Sobre os R$2,59 bilhões desbloqueados, Edward Madureira Brasil, presidente da Andifes e reitor da Universidade Federal de Goiás (UFG), afirmou ao site G1, no último dia de maio, que “isso dará um fôlego de algumas semanas ou, no máximo, dois meses. A situação é terrível. Estamos tendo que cancelar coisas elementares”.

O cenário de 2021 regrediu o aporte aos patamares anteriores aos últimos 10 anos. Hoje, o recurso disponível é 37% menor, se comparado com 2010, corrigido pela inflação.

O VERBETE “CRISE”

O dicionário Michaelis define a palavra crise, em sua aplicação sociológica, como sendo “conjuntura desfavorável; situação anormal e grave, conflito, tensão, transtorno”. No que diz respeito à educação no Brasil, não existe nada de anormal no cenário acima descrito. O corte de verbas para o ensino público superior não é recente. Desde 2016, a destinação de verbas pelo governo federal para a pasta da Educação tem sido reduzida.
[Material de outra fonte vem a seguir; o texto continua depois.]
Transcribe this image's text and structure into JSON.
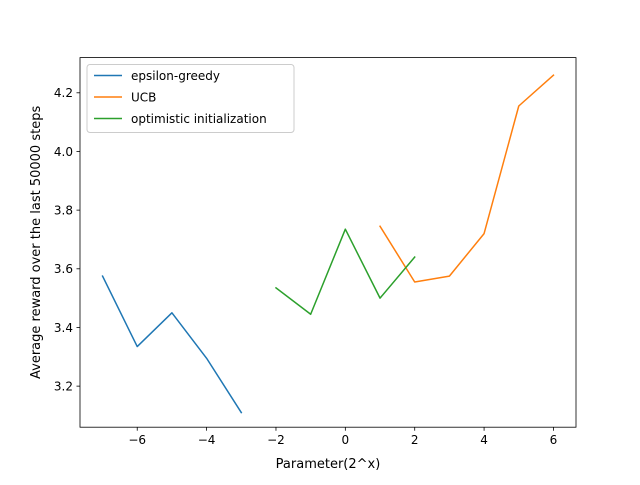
{
  "chart_data": {
    "type": "line",
    "title": "",
    "xlabel": "Parameter(2^x)",
    "ylabel": "Average reward over the last 50000 steps",
    "xlim": [
      -7.65,
      6.65
    ],
    "ylim": [
      3.06,
      4.32
    ],
    "xticks": [
      -6,
      -4,
      -2,
      0,
      2,
      4,
      6
    ],
    "xtick_labels": [
      "−6",
      "−4",
      "−2",
      "0",
      "2",
      "4",
      "6"
    ],
    "yticks": [
      3.2,
      3.4,
      3.6,
      3.8,
      4.0,
      4.2
    ],
    "ytick_labels": [
      "3.2",
      "3.4",
      "3.6",
      "3.8",
      "4.0",
      "4.2"
    ],
    "grid": false,
    "legend_position": "top-left",
    "series": [
      {
        "name": "epsilon-greedy",
        "color": "#1f77b4",
        "x": [
          -7,
          -6,
          -5,
          -4,
          -3
        ],
        "y": [
          3.575,
          3.335,
          3.45,
          3.295,
          3.11
        ]
      },
      {
        "name": "UCB",
        "color": "#ff7f0e",
        "x": [
          1,
          2,
          3,
          4,
          5,
          6
        ],
        "y": [
          3.745,
          3.555,
          3.575,
          3.72,
          4.155,
          4.26
        ]
      },
      {
        "name": "optimistic initialization",
        "color": "#2ca02c",
        "x": [
          -2,
          -1,
          0,
          1,
          2
        ],
        "y": [
          3.535,
          3.445,
          3.735,
          3.5,
          3.64
        ]
      }
    ]
  }
}
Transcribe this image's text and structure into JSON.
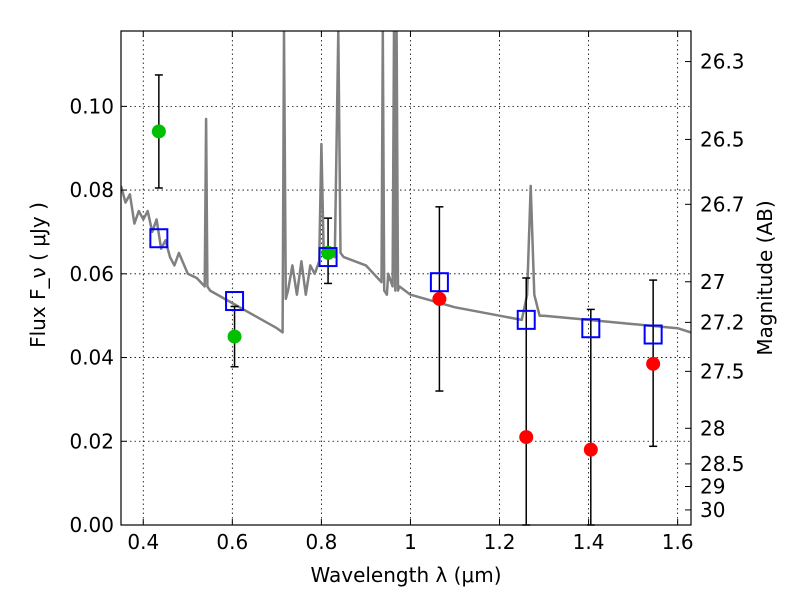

E, conforme apresentado no Projeto Fênix, plano de governo do então candidato à presidência Jair Bolsonaro, investir nas universidades não estava na proposta original.

No documento, o futuro governo prometia melhorar a educação com “o valor que o Brasil já gasta” e “inverter a pirâmide: o maior esforço tem que ocorrer cedo, com a educação infantil, fundamental e média”.

Fonte: Projeto Fênix, página 45.

Das 81 páginas da proposta, sete são dedicadas à Educação. O compromisso firmado no documento é que “é possível fazer muito mais com os atuais recursos” seguindo estratégias educacionais nos moldes do Japão, Taiwan e Coreia do Sul. “Em uma geração, países pobres ficaram ricos”.

No plano de governo, Bolsonaro informa de que forma as melhorias seriam feitas: “o conteúdo e método de ensino precisam ser mudados. Mais matemática, ciências e português, SEM DOUTRINAÇÃO E SEXUALIZAÇÃO PRECOCE. Além disso, a prioridade inicial precisa ser a educação básica e o ensino médio / técnico”.

Nesse contexto, caberia às universidades “gerar avanços técnicos para o Brasil, buscando formas de elevar a produtividade, a riqueza e o bem-estar da população. Devem desenvolver novos produtos, através de parcerias e pesquisas com a iniciativa privada. Fomentar o empreendedorismo para que o jovem saia da faculdade pensando em abrir uma empresa”.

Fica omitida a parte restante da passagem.